I'm considering purchasing a 2004 Audi A6 4.2L. Now I'm a big fan of the RS6 for the C5 platform but thats simply not in my price range. Do the turbo manifolds and turbochargers from the C5 RS6 fit up to the 4.2L v8, or are there some space issues that aren't seen in the RS6 for those years? Also, where would be a good place for OEM Turbo components. Sorry if I sound like a Nub but I appreciate the input.


----------



## monkeytronic (Oct 5, 2009)

You'll have to relocate a few engine bay components like the battery and coolant reservoir to fit the RS6's intake and turbo setup but in any case converting a 4.2 into an RS6 is going to involve a whole fuggin' mess of coin.


----------



## WTBa64.2 (Jul 11, 2010)

well im not looking to do a full conversion, more or less sticking to the engine. in google searching some forced induction i see few turbo kits and only a couple superchargers, but they range about 7-9.5K, and thats no bueno for me or the wife. im essentially looking in getting the turbo manifolds and townpipe and starting to build my own turbo kit from there. i dont know what turbos can be mounted up to the manifold so i was going to use stock rs6 as a preliminary point and build from there. everything besides those parts i plan on piecing together myself, such as having custom intercooler plumbing made, things like that.


----------



## monkeytronic (Oct 5, 2009)

You're really better off either getting a RS6 or choosing some other car that's more mod friendly than a 4.2 ... like a 2.7T which is waaaaaaaaaaaaaaaaaaaaay easier to mod than a 4.2.


----------



## WTBa64.2 (Jul 11, 2010)

i know the 2.7t is way more modable, but i love the wider stance and v8 power of the 4.2. the wider stance is really the selling point for me on the 4.2. if i was to think about getting a 2.7t then i would want to get the fenders and skirts to put its apprearence on par with the 4.2


----------



## monkeytronic (Oct 5, 2009)

WTBa64.2 said:


> i know the 2.7t is way more modable, but i love the wider stance and v8 power of the 4.2. the wider stance is really the selling point for me on the 4.2. if i was to think about getting a 2.7t then i would want to get the fenders and skirts to put its apprearence on par with the 4.2


AFAIK you'd need the 4.2's front bumper cover, hood, grille, headlights, front fenders, door blades, rear bumper cover and then cut and weld in the rear quarter panels to turn a 2.7T into a widebody, though.
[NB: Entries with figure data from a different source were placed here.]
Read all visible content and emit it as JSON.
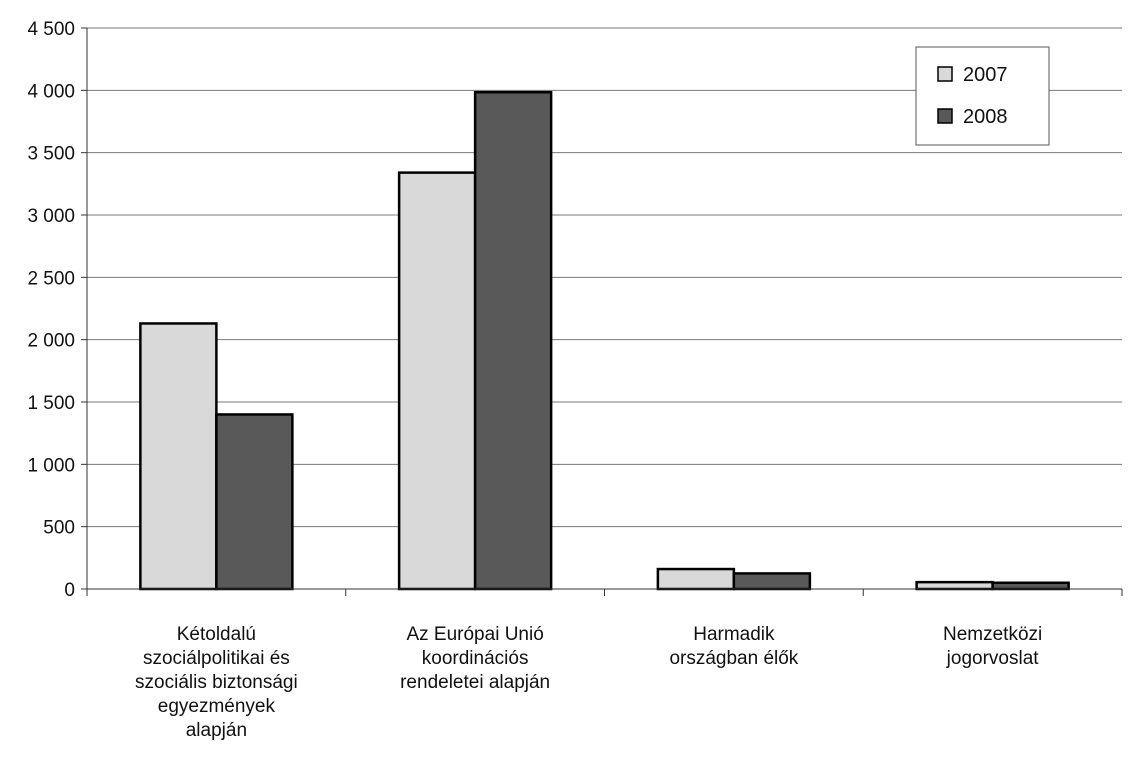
{
  "chart_data": {
    "type": "bar",
    "title": "",
    "xlabel": "",
    "ylabel": "",
    "ylim": [
      0,
      4500
    ],
    "yticks": [
      0,
      500,
      1000,
      1500,
      2000,
      2500,
      3000,
      3500,
      4000,
      4500
    ],
    "ytick_labels": [
      "0",
      "500",
      "1 000",
      "1 500",
      "2 000",
      "2 500",
      "3 000",
      "3 500",
      "4 000",
      "4 500"
    ],
    "grid": true,
    "legend_position": "top-right",
    "categories": [
      [
        "Kétoldalú",
        "szociálpolitikai és",
        "szociális biztonsági",
        "egyezmények",
        "alapján"
      ],
      [
        "Az Európai Unió",
        "koordinációs",
        "rendeletei alapján"
      ],
      [
        "Harmadik",
        "országban élők"
      ],
      [
        "Nemzetközi",
        "jogorvoslat"
      ]
    ],
    "series": [
      {
        "name": "2007",
        "color": "#d9d9d9",
        "values": [
          2130,
          3340,
          160,
          55
        ]
      },
      {
        "name": "2008",
        "color": "#595959",
        "values": [
          1400,
          3985,
          125,
          50
        ]
      }
    ]
  }
}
I definitely agree with the 4.2's most righteous stance...that's why I chose one over a V6 model even there's fvck all for the 4.2 in terms of powertrain mods.


----------



## EK20 (Sep 28, 2004)

WTBa64.2 said:


> v8 power of the 4.2


My chipped 2.7T is putting out about as much (actually a tiny bit more) horsepower as the 4.2, and 71 ft/lbs of torque more then the 4.2.


----------